I went home over spring break. It was about as exciting as that sentence was. On the Thursday during break, I spent the entire afternoon cooking the traditional Irish meal of corned beef and cabbage with carrots and red potatoes. St. Patrick’s Day wouldn’t be until the following Friday, but I wanted to share the meal with my mom, and I wanted her to pay for it too.
I suggested that we make a visit to my nana, who lives about an hour away in Florissant, Missouri, and bring her some of the food. I thought it would be nice to share it with her too, but I felt the need to ask her a few questions. I wanted to know why she is so interested in Native American culture.
My nana once made me a dreamcatcher, one with colorful patterned beads and several fluffy feathers that look like they were hand plucked. I still hang this emblem near my bed, not because I think it works in the way it’s supposed to, but because it reminds me of her. She also sends out holiday cards at the beginning of each month, just to get it out of the way in case she forgets, but no matter the holiday, the cards always feature a picture or painting of wildlife and include a tribute to a Catholic saint. She signs each of these cards “Nana in the woods.”
When I was a kid, my nana, Kathleen Tankersley, lived in a cabin just outside of Arcadia, Missouri in the Mark Twain National Forest. I only visited a few times over the years but I remember it very distinctly. On one side of the stilted cabin, there was a garden with lots of different vegetables and a small coop that housed chickens and rabbits. There was a path on the other side that led down to a very secluded lake. She also owned a large black lab named Oso, who would follow you around everywhere you went outside. She doesn’t live in the woods anymore, but she still signs her cards “Nana in the woods.”
As I was munching on the meal I had just prepared, my mom called me and told me she wasn’t feeling up to the drive to Florissant. I was upset but I still needed to ask my nana about her Native American affinity, so I gave her a quick call.
“My grandma was Native American,” she said. “Her name was Margaret and she was full blooded from the Osage tribe in Missouri. I just really looked up to her. Do you remember my house out in the woods? I liked to grow peas, corn and squash out there.”
I was reminded of my nana and this night while deciding how to write a column on Women’s History Month. It’s always hard for me to find a topic about women that is relatively anti-inflammatory and uncontroversial to talk about during this month. I guess that’s not really a reflection of my research skills, but the fault of the media that only focuses on the small kindling that starts the forest fire and not the huge swath of towering oaks and budding redbuds that grow there.
I think if we focused only on disagreements and divisiveness this month, we would really be doing our fore-mothers a huge disservice. These issues like equal pay and abortion are valid topics and are one part of women’s history, but in the process of shouting over one another, we forget about the stories, the contributions and the women themselves who made such a huge impact on American culture.
Women have been subjugated and forgotten for the majority of known history, and this is a month when we can honor what they did accomplish even while pinned down under the hand of the patriarchy.

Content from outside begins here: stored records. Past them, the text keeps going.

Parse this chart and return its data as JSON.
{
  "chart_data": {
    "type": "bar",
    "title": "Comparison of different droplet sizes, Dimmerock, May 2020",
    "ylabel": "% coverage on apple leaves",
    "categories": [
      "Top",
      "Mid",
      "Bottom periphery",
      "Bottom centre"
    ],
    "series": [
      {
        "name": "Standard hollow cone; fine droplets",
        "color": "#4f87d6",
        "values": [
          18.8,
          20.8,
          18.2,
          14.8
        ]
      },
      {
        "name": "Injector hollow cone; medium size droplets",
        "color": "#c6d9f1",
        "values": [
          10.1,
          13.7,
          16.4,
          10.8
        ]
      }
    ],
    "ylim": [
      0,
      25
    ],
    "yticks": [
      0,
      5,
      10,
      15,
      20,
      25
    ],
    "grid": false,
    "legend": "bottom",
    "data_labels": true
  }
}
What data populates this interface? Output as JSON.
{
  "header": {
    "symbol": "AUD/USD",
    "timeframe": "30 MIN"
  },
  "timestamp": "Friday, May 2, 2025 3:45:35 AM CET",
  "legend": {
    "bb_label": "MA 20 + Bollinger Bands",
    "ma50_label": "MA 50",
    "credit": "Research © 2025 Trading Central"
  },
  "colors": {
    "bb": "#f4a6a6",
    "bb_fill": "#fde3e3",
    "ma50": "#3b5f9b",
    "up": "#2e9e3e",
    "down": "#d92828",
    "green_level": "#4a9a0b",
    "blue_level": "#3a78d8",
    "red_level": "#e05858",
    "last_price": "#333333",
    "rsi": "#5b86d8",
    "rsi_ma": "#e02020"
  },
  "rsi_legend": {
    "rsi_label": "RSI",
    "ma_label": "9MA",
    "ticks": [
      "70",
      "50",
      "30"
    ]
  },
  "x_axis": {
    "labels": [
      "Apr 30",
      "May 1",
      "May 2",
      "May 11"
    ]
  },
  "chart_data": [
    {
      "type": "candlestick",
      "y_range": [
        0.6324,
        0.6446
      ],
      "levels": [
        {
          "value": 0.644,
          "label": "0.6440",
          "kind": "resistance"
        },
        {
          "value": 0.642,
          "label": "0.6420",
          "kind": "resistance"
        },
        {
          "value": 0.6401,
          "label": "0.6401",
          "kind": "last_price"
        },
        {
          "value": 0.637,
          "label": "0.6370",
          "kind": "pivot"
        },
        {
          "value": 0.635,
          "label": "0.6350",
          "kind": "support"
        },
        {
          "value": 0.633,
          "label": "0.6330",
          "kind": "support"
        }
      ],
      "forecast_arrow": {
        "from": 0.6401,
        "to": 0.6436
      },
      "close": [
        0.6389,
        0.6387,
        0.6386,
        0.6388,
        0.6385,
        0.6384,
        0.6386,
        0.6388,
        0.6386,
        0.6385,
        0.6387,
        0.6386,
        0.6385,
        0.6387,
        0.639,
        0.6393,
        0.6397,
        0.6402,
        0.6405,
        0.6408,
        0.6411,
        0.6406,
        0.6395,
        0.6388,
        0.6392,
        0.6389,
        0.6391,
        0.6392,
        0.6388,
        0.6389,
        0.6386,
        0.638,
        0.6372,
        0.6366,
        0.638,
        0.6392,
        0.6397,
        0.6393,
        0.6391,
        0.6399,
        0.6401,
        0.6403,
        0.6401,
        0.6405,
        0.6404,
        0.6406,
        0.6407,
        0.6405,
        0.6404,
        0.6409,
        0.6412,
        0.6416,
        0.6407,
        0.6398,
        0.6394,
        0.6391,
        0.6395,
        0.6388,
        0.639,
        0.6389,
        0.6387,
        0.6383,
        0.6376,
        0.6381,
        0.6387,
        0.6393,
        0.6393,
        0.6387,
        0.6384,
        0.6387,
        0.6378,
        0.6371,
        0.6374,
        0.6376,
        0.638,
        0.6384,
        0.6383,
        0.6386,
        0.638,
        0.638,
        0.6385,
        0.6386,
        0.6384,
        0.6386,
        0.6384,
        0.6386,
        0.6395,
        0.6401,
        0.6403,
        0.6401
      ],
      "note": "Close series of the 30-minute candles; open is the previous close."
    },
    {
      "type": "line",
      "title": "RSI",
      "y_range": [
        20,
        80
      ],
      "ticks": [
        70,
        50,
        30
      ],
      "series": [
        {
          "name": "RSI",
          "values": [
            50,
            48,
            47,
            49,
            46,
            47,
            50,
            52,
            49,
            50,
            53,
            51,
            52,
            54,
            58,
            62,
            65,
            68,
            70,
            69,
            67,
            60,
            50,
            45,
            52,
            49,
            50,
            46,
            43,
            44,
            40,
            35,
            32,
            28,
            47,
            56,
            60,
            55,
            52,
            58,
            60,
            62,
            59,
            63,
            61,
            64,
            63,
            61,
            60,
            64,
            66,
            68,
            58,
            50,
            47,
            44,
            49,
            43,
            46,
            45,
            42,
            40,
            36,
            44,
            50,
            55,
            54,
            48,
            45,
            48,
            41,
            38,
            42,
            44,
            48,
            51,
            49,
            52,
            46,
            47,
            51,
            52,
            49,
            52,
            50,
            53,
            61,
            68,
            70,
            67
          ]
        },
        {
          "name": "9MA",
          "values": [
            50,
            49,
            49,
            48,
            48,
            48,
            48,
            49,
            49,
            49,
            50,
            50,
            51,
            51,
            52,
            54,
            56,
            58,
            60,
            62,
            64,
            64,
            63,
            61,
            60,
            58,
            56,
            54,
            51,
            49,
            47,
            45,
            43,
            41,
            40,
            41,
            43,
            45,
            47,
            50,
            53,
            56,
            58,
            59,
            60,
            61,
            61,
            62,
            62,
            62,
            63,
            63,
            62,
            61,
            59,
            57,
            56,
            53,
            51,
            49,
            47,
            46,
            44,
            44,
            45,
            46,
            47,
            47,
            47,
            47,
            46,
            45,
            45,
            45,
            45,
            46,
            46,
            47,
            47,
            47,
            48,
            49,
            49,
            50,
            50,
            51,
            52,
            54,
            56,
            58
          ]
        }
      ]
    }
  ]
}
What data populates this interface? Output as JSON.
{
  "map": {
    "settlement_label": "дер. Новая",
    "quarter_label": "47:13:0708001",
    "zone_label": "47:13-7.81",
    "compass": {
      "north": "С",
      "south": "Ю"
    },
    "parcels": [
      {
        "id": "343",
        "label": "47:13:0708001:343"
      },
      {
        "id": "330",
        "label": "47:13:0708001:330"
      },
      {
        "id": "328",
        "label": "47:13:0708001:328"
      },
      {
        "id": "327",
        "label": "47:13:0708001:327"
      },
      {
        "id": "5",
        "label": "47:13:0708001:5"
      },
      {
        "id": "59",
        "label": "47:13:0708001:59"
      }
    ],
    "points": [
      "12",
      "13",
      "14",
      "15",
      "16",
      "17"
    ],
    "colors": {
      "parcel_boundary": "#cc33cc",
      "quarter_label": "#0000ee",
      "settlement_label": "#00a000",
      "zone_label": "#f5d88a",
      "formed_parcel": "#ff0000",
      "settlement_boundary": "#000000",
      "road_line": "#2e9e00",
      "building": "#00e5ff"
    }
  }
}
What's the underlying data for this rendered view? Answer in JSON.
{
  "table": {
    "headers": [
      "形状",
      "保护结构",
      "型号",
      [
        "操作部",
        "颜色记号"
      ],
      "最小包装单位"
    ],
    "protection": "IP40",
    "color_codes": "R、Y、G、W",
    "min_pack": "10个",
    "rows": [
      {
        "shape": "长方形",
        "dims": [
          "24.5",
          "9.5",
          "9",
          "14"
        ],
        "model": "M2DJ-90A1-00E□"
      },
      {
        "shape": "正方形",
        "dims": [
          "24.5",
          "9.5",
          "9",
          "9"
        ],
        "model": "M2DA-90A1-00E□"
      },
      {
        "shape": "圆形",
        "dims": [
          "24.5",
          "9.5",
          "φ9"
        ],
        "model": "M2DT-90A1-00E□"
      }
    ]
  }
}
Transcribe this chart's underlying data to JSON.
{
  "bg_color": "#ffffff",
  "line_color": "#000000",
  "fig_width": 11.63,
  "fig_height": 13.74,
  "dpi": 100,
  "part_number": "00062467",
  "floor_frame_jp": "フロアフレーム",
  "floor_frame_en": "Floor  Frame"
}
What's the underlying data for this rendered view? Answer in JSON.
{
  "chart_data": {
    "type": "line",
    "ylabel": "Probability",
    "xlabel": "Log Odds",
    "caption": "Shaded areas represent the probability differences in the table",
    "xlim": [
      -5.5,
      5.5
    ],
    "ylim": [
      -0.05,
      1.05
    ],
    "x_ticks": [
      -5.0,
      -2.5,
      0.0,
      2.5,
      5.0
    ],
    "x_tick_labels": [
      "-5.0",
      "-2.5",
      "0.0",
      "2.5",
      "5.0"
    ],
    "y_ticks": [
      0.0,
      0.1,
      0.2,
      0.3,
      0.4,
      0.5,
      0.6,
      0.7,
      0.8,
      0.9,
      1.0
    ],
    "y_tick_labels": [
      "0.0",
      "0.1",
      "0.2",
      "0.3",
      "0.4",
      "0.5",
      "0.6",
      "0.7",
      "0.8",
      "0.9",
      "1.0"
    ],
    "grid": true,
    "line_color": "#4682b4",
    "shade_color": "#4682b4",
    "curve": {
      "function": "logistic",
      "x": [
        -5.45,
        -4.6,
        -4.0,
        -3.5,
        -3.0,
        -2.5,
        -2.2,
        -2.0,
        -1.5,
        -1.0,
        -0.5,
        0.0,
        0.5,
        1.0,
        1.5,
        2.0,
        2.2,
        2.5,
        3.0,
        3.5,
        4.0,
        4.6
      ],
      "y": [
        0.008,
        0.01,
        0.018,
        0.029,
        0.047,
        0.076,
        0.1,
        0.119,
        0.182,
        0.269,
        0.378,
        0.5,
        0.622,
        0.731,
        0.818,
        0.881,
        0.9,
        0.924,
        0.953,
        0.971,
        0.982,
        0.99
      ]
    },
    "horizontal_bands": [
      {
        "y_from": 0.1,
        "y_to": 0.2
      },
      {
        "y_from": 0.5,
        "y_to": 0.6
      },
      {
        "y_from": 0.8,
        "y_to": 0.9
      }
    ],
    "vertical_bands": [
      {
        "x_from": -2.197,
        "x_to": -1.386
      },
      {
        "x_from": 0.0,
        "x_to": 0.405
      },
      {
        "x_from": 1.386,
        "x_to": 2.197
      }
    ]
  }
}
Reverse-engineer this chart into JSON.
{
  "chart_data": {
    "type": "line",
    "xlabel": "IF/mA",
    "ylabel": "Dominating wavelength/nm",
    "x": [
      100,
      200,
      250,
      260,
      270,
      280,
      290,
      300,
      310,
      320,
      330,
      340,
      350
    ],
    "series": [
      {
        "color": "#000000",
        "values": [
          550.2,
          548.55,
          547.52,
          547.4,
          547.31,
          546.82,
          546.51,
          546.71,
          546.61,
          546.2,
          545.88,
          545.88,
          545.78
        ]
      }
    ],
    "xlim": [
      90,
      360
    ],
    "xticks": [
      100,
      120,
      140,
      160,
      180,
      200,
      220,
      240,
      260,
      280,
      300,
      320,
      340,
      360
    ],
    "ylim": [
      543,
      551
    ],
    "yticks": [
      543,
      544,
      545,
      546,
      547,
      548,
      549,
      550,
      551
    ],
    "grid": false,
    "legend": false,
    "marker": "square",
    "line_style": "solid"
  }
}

Before today, few people knew who my nana is, and now a few more will know her name from this column. She didn’t invent anything nor is she a political leader, but she is one of the kindest and most unconditionally caring women I know.
Kay Tankersley is just as much a part of the collective history of women as Elizabeth Cady Stanton or Cecile Richards.
So are your mothers, grandmothers, great-grandmothers and great-great-grandmothers. See the forest for the trees. Call your granny or mee-maw and tell her how much you appreciate her and what she’s done for your family. She is strong and valuable, and she loves you very much.